Las camareras y cocineros detrás de las blancas paredes y columnas paneladas en cobre del comedor habían presentado un menú formal de chuletas, arroz y ensalada César, con las verduras de la ensalada un poco pasadas debido a la interrupción de los suministros, pero todo lo demás muy aceptable. Alrededor de una mesa rectangular formada por cuatro mesas más pequeñas reunidas se sentaban los principales actores de la función en la Caldera, más Trevor Hicks, que actuaba como si quisiera recuperar en un momento todo el tiempo perdido.

He tropezado con un premio gordo, se dijo cuando el presidente y el secretario de Defensa entraron en el comedor y ocuparon sus asientos. Dos agentes del Servicio Secreto comían en una pequeña mesa cerca de la puerta.

Crockerman hizo una cordial inclinación de cabeza a Hicks, sentado al lado del presidente y frente a Lehrman.

—Esa gente ha hecho realmente un buen trabajo, ¿no creen? —dijo el presidente después de que fuera servido y consumido el plato principal. Por una especie de silencioso decreto mutuo, toda la charla durante la cena había sido sobre cosas triviales. Ahora fue traído el café en un viejo y dentado servicio de plata, servido en el propio juego de tazas de porcelana china del propietario, y pasado a lo largo de la mesa. Harry rechazó su taza. Arthur cargó su café con dos terrones de azúcar.

—Así que conoce usted al señor Feinman y al señor Gordon —dijo Crockerman mientras se reclinaban en sus asientos, con las tazas en la mano.

—Les conozco por su reputación, y conocí al señor Gordon en una ocasión cuando él se hallaba al mando del BETC —dijo Hicks. Sonrió e hizo un gesto con la cabeza a Arthur, como si se diera cuenta por primera vez de su presencia.

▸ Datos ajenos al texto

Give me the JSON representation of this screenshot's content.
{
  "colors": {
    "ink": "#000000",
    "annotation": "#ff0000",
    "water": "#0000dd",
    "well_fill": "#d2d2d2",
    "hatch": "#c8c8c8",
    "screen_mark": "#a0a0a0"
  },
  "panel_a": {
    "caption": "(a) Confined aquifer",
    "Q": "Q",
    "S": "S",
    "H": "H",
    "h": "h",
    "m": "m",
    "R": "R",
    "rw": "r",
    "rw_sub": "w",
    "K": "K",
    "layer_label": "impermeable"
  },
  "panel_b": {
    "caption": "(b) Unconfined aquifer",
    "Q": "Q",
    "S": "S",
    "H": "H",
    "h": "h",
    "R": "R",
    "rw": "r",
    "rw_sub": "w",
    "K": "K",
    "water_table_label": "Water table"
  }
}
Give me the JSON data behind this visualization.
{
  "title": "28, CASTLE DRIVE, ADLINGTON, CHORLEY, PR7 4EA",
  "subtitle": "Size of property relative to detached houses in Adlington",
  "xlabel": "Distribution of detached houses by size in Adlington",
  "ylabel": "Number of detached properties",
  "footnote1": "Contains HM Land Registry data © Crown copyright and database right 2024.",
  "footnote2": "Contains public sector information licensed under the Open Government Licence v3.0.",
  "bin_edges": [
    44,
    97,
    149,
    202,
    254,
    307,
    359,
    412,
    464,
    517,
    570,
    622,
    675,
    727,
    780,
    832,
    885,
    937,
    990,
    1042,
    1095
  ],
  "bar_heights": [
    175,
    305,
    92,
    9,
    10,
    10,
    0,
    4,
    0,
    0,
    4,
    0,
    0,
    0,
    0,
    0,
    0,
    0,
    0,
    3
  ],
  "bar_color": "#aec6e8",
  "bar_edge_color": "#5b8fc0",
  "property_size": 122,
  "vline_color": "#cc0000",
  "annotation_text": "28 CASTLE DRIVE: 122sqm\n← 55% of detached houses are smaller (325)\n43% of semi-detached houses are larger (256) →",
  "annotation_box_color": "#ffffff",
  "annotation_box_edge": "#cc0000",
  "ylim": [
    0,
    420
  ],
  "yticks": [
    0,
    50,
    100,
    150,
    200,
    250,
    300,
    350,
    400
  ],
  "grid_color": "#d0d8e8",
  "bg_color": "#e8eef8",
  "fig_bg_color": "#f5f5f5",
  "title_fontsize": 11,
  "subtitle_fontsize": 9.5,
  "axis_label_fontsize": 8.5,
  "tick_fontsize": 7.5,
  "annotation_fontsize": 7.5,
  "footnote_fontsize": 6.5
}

—Estoy seguro de que nuestra gente le ha preguntado ya qué le impulsó a venir al Furnace Creek Inn.

—Es un secreto muy mal guardado el que aquí está ocurriendo algo extraordinario —dijo Hicks—. Me impulsó una intuición.

El presidente exhibió otra de sus débiles, casi desanimadas sonrisas, y agitó la cabeza.

—Me sorprende haber sido traído aquí —prosiguió Hicks—, tras la forma en que fui tratado inicialmente. Y me siento absolutamente asombrado de encontrarle a usted aquí, señor presidente, aunque ya había deducido que tenía que hallarse por estos lugares, a través de una cadena de razonamientos que describí ya a sus agentes del Ejército y del Servicio Secreto. Digamos que estoy sorprendido de descubrir que mi intuición era certera. ¿Qué ocurre aquí?

—No estoy seguro de que podamos decírselo. No estoy seguro de por qué le he invitado a cenar, señor Hicks, y sin duda los demás caballeros que me rodean están menos seguros aún que yo. ¿Señor Gordon? ¿Tiene usted alguna objeción a la presencia de un escritor, de un periodista?

—Siento curiosidad. No pongo ninguna objeción.

—Porque creo que estamos todos demasiado metidos en esto —dijo Crockerman—. Me gustaría solicitar alguna opinión externa.

Harry hizo a Arthur un guiño desprovisto de todo humor.

—Estoy en la más absoluta oscuridad, señor —dijo Hicks.

—¿Por qué cree que estamos aquí?

—He oído…, no importa cómo, no pienso revelarlo, que hay un aparecido aquí. Supongo que es algo que tiene que ver con el descubrimiento australiano en el Gran Desierto Victoria.

McClennan escudó los ojos con una mano y agitó la cabeza.

—La transmisión no desmodulada del Air Force One. Es algo que ha ocurrido antes. Habría que fusilarlos a todos.